Scotland’s independence referendum was supposed to have been consigned to political history the moment David Cameron stepped into the Downing Street sunshine on the morning of September 19th last year to declare the Union remained intact.
Wrong. The polls as well as the political discourse of recent months show we are living through a continuation of the referendum.
In the days immediately after that dramatic and historic poll on Scotland’s future I asked whether the Yes camp could continue as a viable political movement?
‘No chance’ came the response from senior Scottish commentators, with one rather sniffilly saying “this #45 party stuff is a non-starter.”
What was not foreseen was the extraordinary way in which pro-independence voters would coalesce around the Scottish National Party.
It now boasts over 100,000 members and is riding high on the back of a slew of predictions the nationalists may end up with as many as 50 MPs on May 8th.

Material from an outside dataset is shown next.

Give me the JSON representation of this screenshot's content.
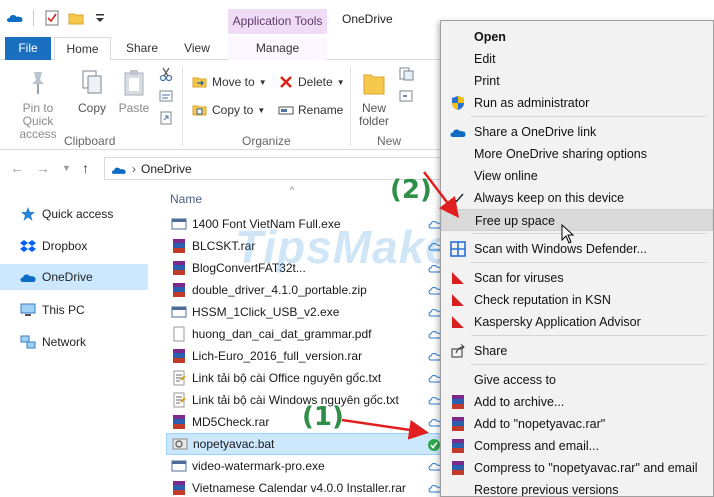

This is staggering stuff for a party which has never had more than 11 seats at Westminster.
To date what might be termed the ‘Scottish Question’ has had a profound effect on both Labour and Conservative election strategists and will continue to dominate headlines throughout the short campaign.
If their poll numbers stand up over the next five weeks or so then Nicola Sturgeon and Alex Salmond (a serious candidate in the seat of Gordon) – will find themselves in a blissful win-win situation.

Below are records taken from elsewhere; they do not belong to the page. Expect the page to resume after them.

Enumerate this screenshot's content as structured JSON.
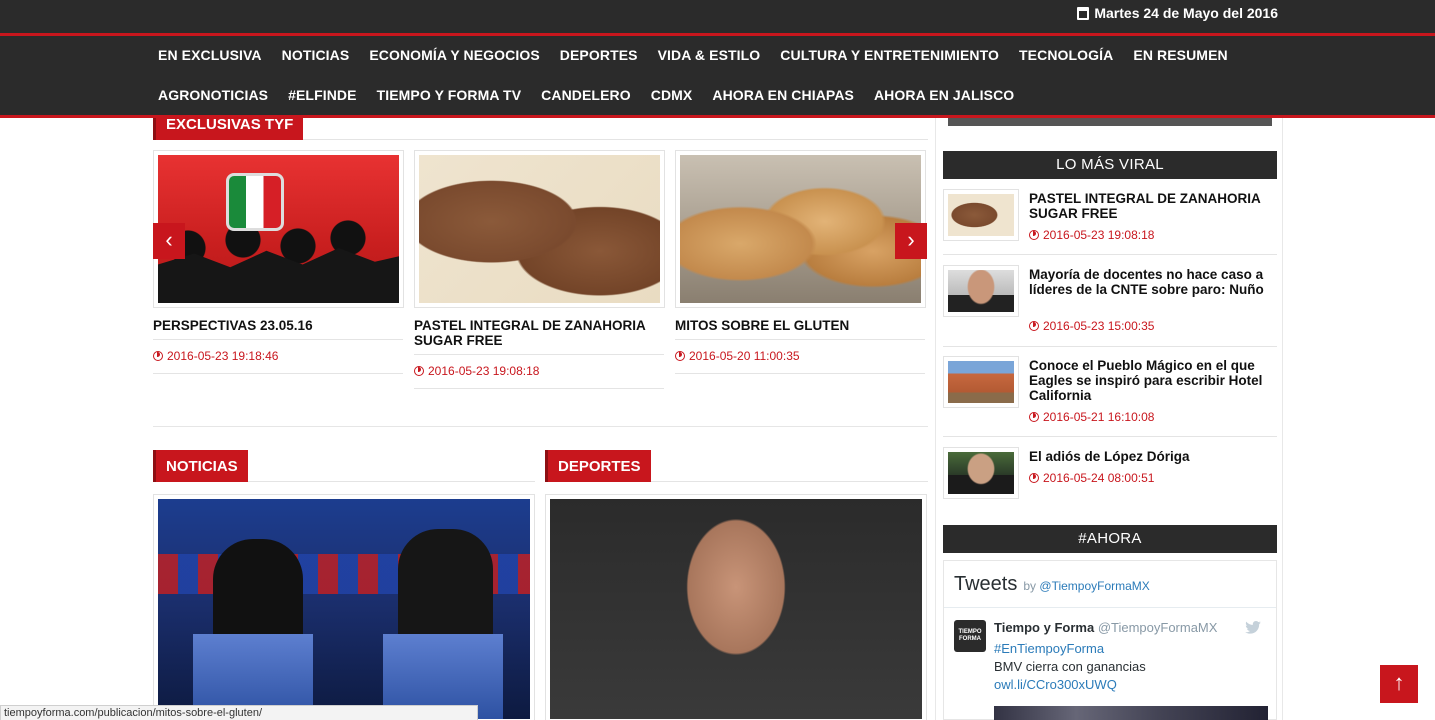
{
  "header": {
    "date": "Martes 24 de Mayo del 2016",
    "nav_row1": [
      "EN EXCLUSIVA",
      "NOTICIAS",
      "ECONOMÍA Y NEGOCIOS",
      "DEPORTES",
      "VIDA & ESTILO",
      "CULTURA Y ENTRETENIMIENTO",
      "TECNOLOGÍA",
      "EN RESUMEN"
    ],
    "nav_row2": [
      "AGRONOTICIAS",
      "#ELFINDE",
      "TIEMPO Y FORMA TV",
      "CANDELERO",
      "CDMX",
      "AHORA EN CHIAPAS",
      "AHORA EN JALISCO"
    ]
  },
  "exclusivas": {
    "heading": "EXCLUSIVAS TYF",
    "items": [
      {
        "title": "PERSPECTIVAS 23.05.16",
        "date": "2016-05-23 19:18:46"
      },
      {
        "title": "PASTEL INTEGRAL DE ZANAHORIA SUGAR FREE",
        "date": "2016-05-23 19:08:18"
      },
      {
        "title": "MITOS SOBRE EL GLUTEN",
        "date": "2016-05-20 11:00:35"
      }
    ],
    "prev_icon": "chevron-left-icon",
    "next_icon": "chevron-right-icon"
  },
  "sections": {
    "noticias": "NOTICIAS",
    "deportes": "DEPORTES"
  },
  "sidebar": {
    "viral_heading": "LO MÁS VIRAL",
    "viral": [
      {
        "title": "PASTEL INTEGRAL DE ZANAHORIA SUGAR FREE",
        "date": "2016-05-23 19:08:18"
      },
      {
        "title": "Mayoría de docentes no hace caso a líderes de la CNTE sobre paro: Nuño",
        "date": "2016-05-23 15:00:35"
      },
      {
        "title": "Conoce el Pueblo Mágico en el que Eagles se inspiró para escribir Hotel California",
        "date": "2016-05-21 16:10:08"
      },
      {
        "title": "El adiós de López Dóriga",
        "date": "2016-05-24 08:00:51"
      }
    ],
    "ahora_heading": "#AHORA"
  },
  "twitter": {
    "title": "Tweets",
    "by": "by",
    "by_handle": "@TiempoyFormaMX",
    "avatar_text": "TIEMPO FORMA",
    "author": "Tiempo y Forma",
    "author_handle": "@TiempoyFormaMX",
    "hashtag": "#EnTiempoyForma",
    "text": "BMV cierra con ganancias",
    "link": "owl.li/CCro300xUWQ"
  },
  "status_url": "tiempoyforma.com/publicacion/mitos-sobre-el-gluten/",
  "back_to_top": "↑",
  "colors": {
    "accent": "#c8161d",
    "header_bg": "#2b2b2b"
  }
}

A Tory victory of any kind will simply drive more Scots into the arms of the nationalists. Should Labour emerge as the largest party there’s the prospect of the SNP shaping policy on all manner of things from taxation to Trident.
On top of that a collapse in the Liberal Democrat vote, leaving the SNP as the third largest party in British politics, would see a number of official privileges head their way.

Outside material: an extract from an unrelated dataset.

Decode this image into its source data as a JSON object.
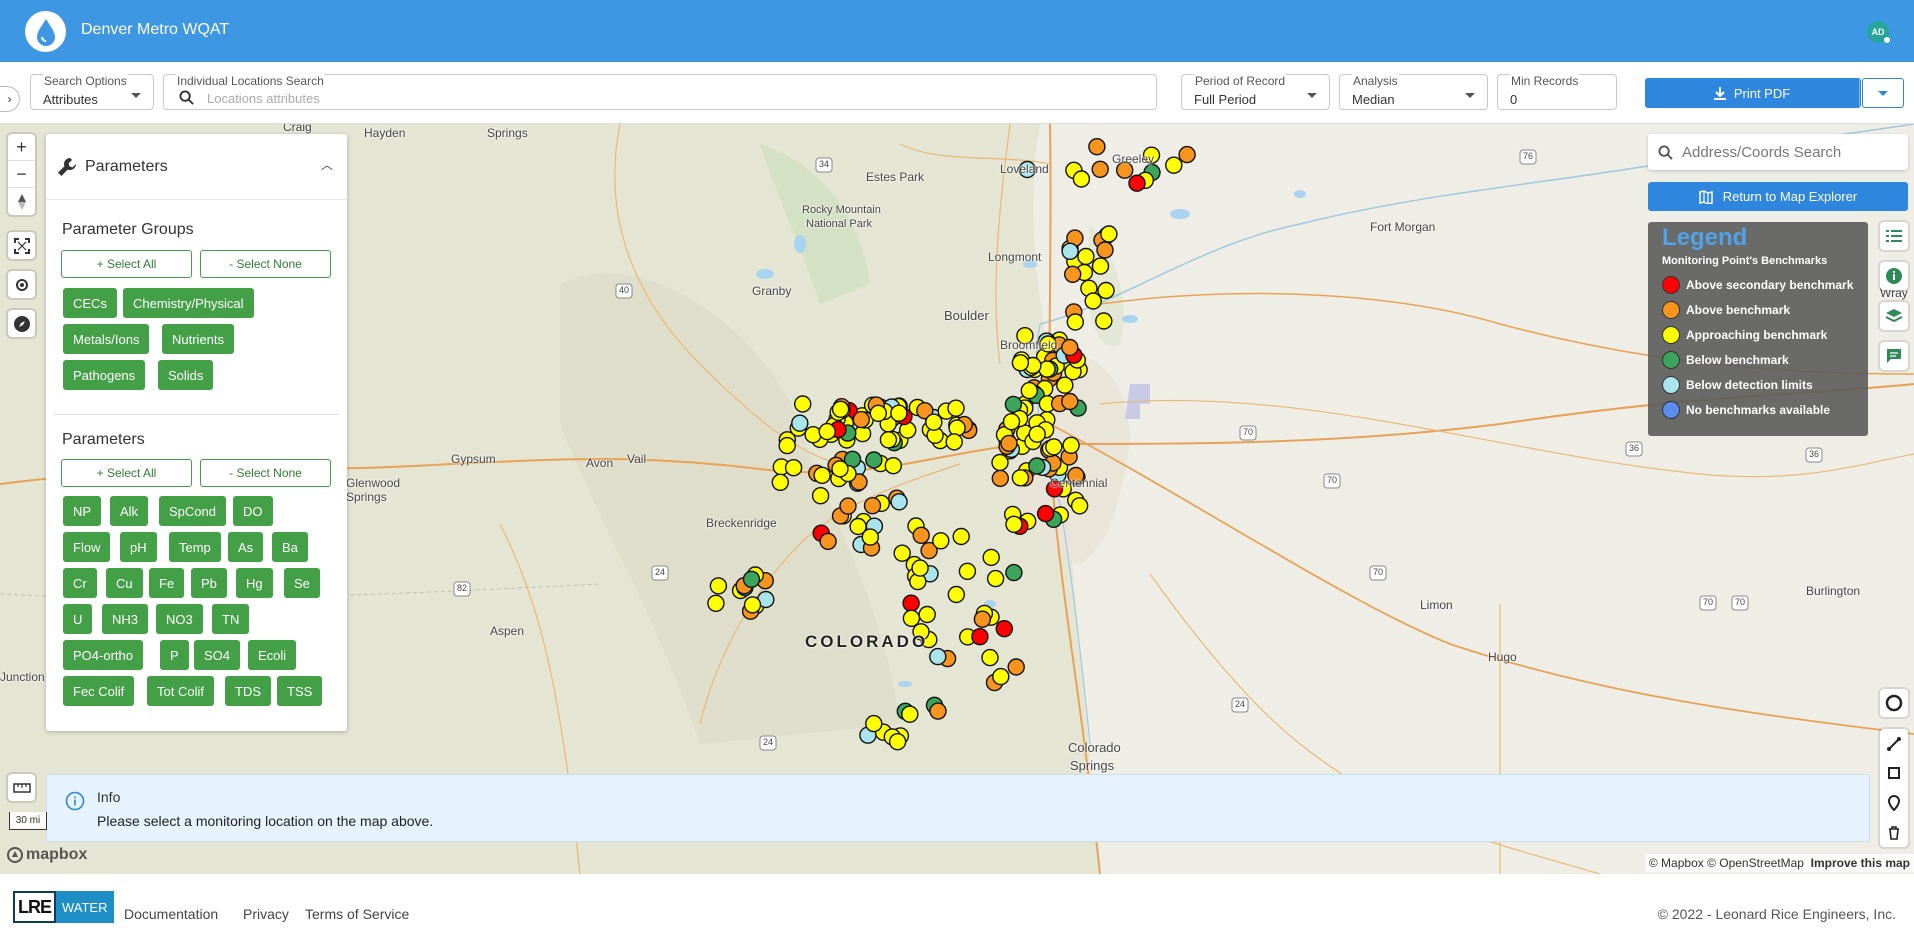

These are likely to include regular questions at PMQs and a seat on every Commons committee. Enough to drive the good citizens of the Home Counties perfectly berserk.
It’s no secret that the election will be fiendishly close and Scottish voters will no doubt relish being at the heart of the action.
However they must also realise – especially in what was formerly considered Labour heartlands – their individual votes matter a great deal to the future of the whole UK.
In those seats which were the bedrock of Labour support going back to the days of Red Clydeside socialism folk will need to have a hard old think about where they intend placing their cross come polling day.
The battle now being played out on doorsteps in Glasgow (a city which voted Yes) and well beyond, is about what a vote for the SNP amounts to.
Does it, as many hope, return a Labour government with a strong Scottish/nationalist arm to make sure Ed Miliband stays true to his left wing instincts?
Alternatively might it allow David Cameron back into Downing St for a second term? High stakes stuff indeed.
Labour have little option but to make a forthright appeal to disaffected supporters, saying ‘look we know you are angry, we get it, but we are not the enemy’.
They will also seek to highlight how Scots bear the scars of the bedroom tax, benefit sanctions, zero hours contracts and in-work poverty, just as much as those living elsewhere.
Those flirting with the SNP can expect to get the message loud and clear – time and again – that there are real consequences to supporting Sturgeon’s insurgency.
There is rightly some expectation in Labour circles that Caledonian hearts will harden as polling day nears.
Will that be enough to haul more Labour MPs over the finishing line than currently predicted?
Well as they say in Scotland, that may yet be a ‘sair fecht’, and a scrap to put even the referendum campaign in the shade.